Mit Sorge nehme er die aufgeheizte politische Atmosphäre wahr, auch im Internet. Die Angriffe auf Amts- und Mandatsträger stiegen 2019 um ein Drittel. Ein beträchtlicher Anteil von Straftaten richtete sich gegen AfD-Büros. Unter dem Motto „gegen rechts“zogen Linksextreme 52 Prozent häufiger gegen ihre Feinde zu Felde als 2018, etwa vor Landtags- und Europawahlen. Der Großteil der um 23 Prozent gestiegenen linksextremistischen Straftaten waren Sachbeschädigungen.
Niedrigere Fallzahlen gab es im vergangenen Jahr im Bereich der islamistisch motivierten Straftaten. Sie gingen um mehr als ein Viertel auf 425 Delikte zurück. Ein Grund dafür könnte die Ernüchterung sein, die nach dem Niedergang des sogenannten Kalifats der Terrormiliz „Islamischer Staat“in Syrien und dem Irak bei einigen Islamisten um sich gegriffen hat.
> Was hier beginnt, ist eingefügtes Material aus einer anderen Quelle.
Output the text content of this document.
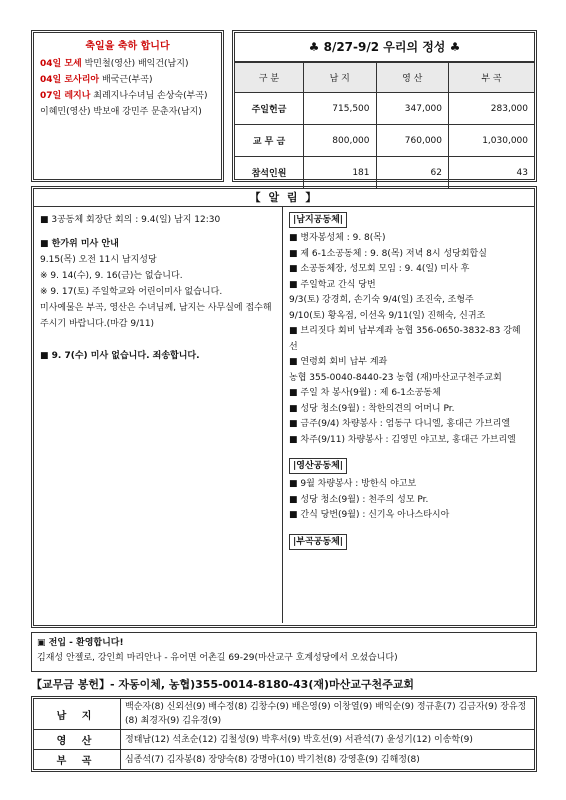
축일을 축하 합니다
04일 모세 박민철(영산) 배익건(남지)
04일 로사리아 배국근(부곡)
07일 레지나 최례지나수녀님 손상숙(부곡) 이혜민(영산) 박보애 강민주 문춘자(남지)
♣ 8/27-9/2 우리의 정성 ♣
구 분	남 지	영 산	부 곡
주일헌금	715,500	347,000	283,000
교 무 금	800,000	760,000	1,030,000
참석인원	181	62	43
【 알 림 】
■ 3공동체 회장단 회의 : 9.4(일) 남지 12:30
■ 한가위 미사 안내
9.15(목) 오전 11시 남지성당
※ 9. 14(수), 9. 16(금)는 없습니다.
※ 9. 17(토) 주일학교와 어린이미사 없습니다.
미사예물은 부곡, 영산은 수녀님께, 남지는 사무실에 접수해주시기 바랍니다.(마감 9/11)
■ 9. 7(수) 미사 없습니다. 죄송합니다.
|남지공동체|
■ 병자봉성체 : 9. 8(목)
■ 제 6-1소공동체 : 9. 8(목) 저녁 8시 성당회합실
■ 소공동체장, 성모회 모임 : 9. 4(일) 미사 후
■ 주일학교 간식 당번
9/3(토) 강경희, 손기숙 9/4(일) 조진숙, 조형주
9/10(토) 황옥점, 이선옥 9/11(일) 진해숙, 신귀조
■ 브리짓다 회비 납부계좌 농협 356-0650-3832-83 강혜선
■ 연령회 회비 납부 계좌
농협 355-0040-8440-23 농협 (재)마산교구천주교회
■ 주일 차 봉사(9월) : 제 6-1소공동체
■ 성당 청소(9월) : 착한의견의 어머니 Pr.
■ 금주(9/4) 차량봉사 : 엄동구 다니엘, 홍대근 가브리엘
■ 차주(9/11) 차량봉사 : 김영민 야고보, 홍대근 가브리엘
|영산공동체|
■ 9월 차량봉사 : 방한식 야고보
■ 성당 청소(9월) : 천주의 성모 Pr.
■ 간식 당번(9월) : 신기옥 아나스타시아
|부곡공동체|
▣ 전입 - 환영합니다!
김재성 안젤로, 강인희 마리안나 - 유어면 어촌길 69-29(마산교구 호계성당에서 오셨습니다)
【교무금 봉헌】- 자동이체, 농협)355-0014-8180-43(재)마산교구천주교회
남 지	백순자(8) 신외선(9) 배수정(8) 김창수(9) 배은영(9) 이창열(9) 배익순(9) 정규훈(7) 김금자(9) 장유정(8) 최경자(9) 김유경(9)
영 산	정태남(12) 석초순(12) 김철성(9) 박후서(9) 박호선(9) 서관석(7) 윤성기(12) 이송학(9)
부 곡	심종석(7) 김자봉(8) 장양숙(8) 강명아(10) 박기천(8) 강영훈(9) 김해정(8)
Zudem waren in den Jahren zuvor mehrere extremistische Vereinigungen verboten worden – wie etwa 2017 der „Deutschsprachige Islamkreis Hildesheim“. Außerdem gab es – wohl auch weil weniger neue Asylanträge als in den Vorjahren gestellt wurden – nicht mehr so viele Hinweise auf Asylantragsteller mit Bezügen zu einer terroristischen Vereinigung im Ausland. Deutschland sei aus Sicht dieser Vereinigungen jedoch weiterhin unverändert ein Ziel für mögliche Anschläge, heißt es aus dem Bundeskriminalamt.